Gates has signaled his frustrations with the broken and "rigid" purchasing system for months, and in a January article in Foreign Affairs magazine, he noted that the pursuit of perfect solutions combined with a lack of flexibility and innovation had made it "necessary to bypass existing institutions and procedures to get the capabilities needed to protect U.S. troops and fight ongoing wars."
But Gates sees this year as a rare opportunity to pursue politically controversial ideas, one of his top aides said, largely because of two factors. First, President Obama's repeated claim that procurement reforms can increase efficiency and save expenses across the government will provide "top cover" for Gates in his head-butting with a group of service chiefs that proposed last year to alleviate their woes by adding tens of billions of dollars to the budget instead of making hard choices or undertaking major reforms.

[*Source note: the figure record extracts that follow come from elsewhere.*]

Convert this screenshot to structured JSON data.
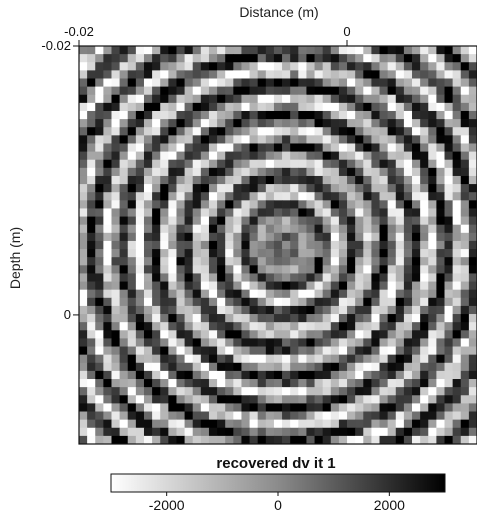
{
  "chart_data": {
    "type": "heatmap",
    "title": "",
    "xlabel": "Distance (m)",
    "ylabel": "Depth (m)",
    "x_ticks": [
      {
        "value": -0.02,
        "label": "-0.02"
      },
      {
        "value": 0,
        "label": "0"
      }
    ],
    "y_ticks": [
      {
        "value": -0.02,
        "label": "-0.02"
      },
      {
        "value": 0,
        "label": "0"
      }
    ],
    "x_axis_position": "top",
    "xlim": [
      -0.02,
      0.0097
    ],
    "ylim": [
      -0.02,
      0.0096
    ],
    "y_increases_downward": true,
    "grid": false,
    "colormap": {
      "title": "recovered dv it 1",
      "min": -3000,
      "max": 3000,
      "min_color": "#ffffff",
      "max_color": "#000000",
      "ticks": [
        {
          "value": -2000,
          "label": "-2000"
        },
        {
          "value": 0,
          "label": "0"
        },
        {
          "value": 2000,
          "label": "2000"
        }
      ]
    },
    "pattern": {
      "description": "concentric circular rings centered near the middle of the image",
      "center_x": -0.0047,
      "center_y": -0.0051,
      "ring_wavelength": 0.0023,
      "peak_amplitude": 2600
    }
  }
}
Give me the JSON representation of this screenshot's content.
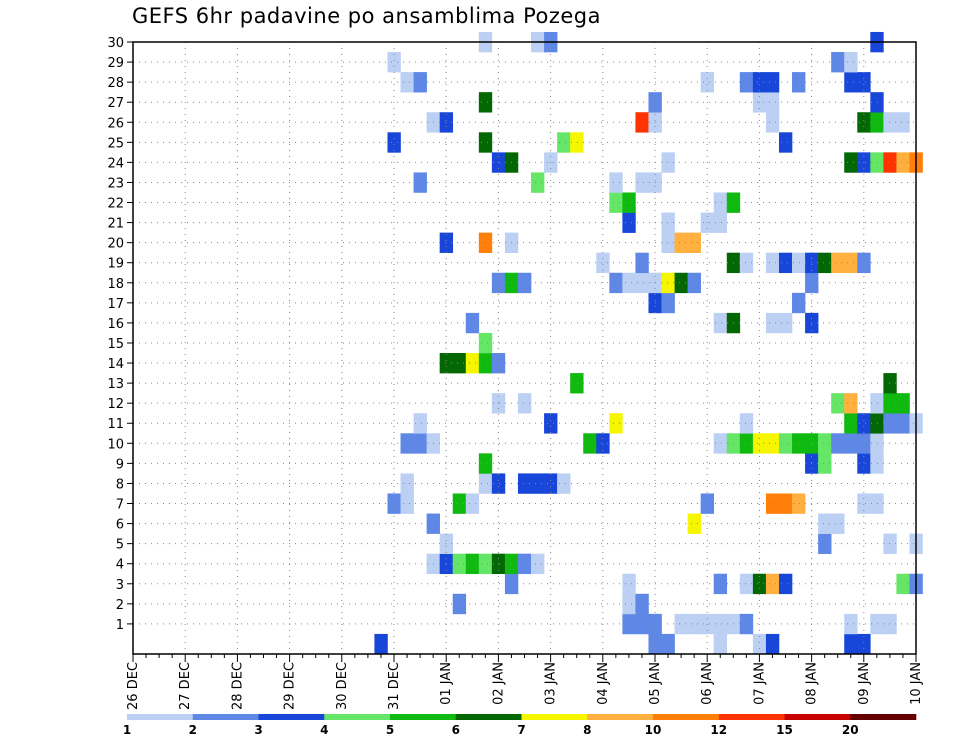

Second, Gates feels the nation's woeful economic status will give him added leverage in beating back attempts on Capitol Hill to continue financing weapons that troops don't need or want. "It is important to remember that every defense dollar spent to overinsure against a remote or diminishing risk, or in effect to run up the score" is a dollar that might otherwise be spent on troops or winning the wars we are in, Gates said yesterday.
To some military experts, the two-year wait for Gates to take such a step since his December 2006 appointment has been long. Kori Schake, a National Security Council staff member during the Bush administration and adviser to Sen. John McCain's presidential campaign, said that "with the important exception of his emphasis on MRAP acquisition, he submitted two budgets and several supplemental spending requests that were straight-line extensions of previous spending."
Now, Schake said, Gates has called for ruthlessly separating appetites from real requirements, but Congress may "serve him up his own previous justifications for the very programs he proposes to cut."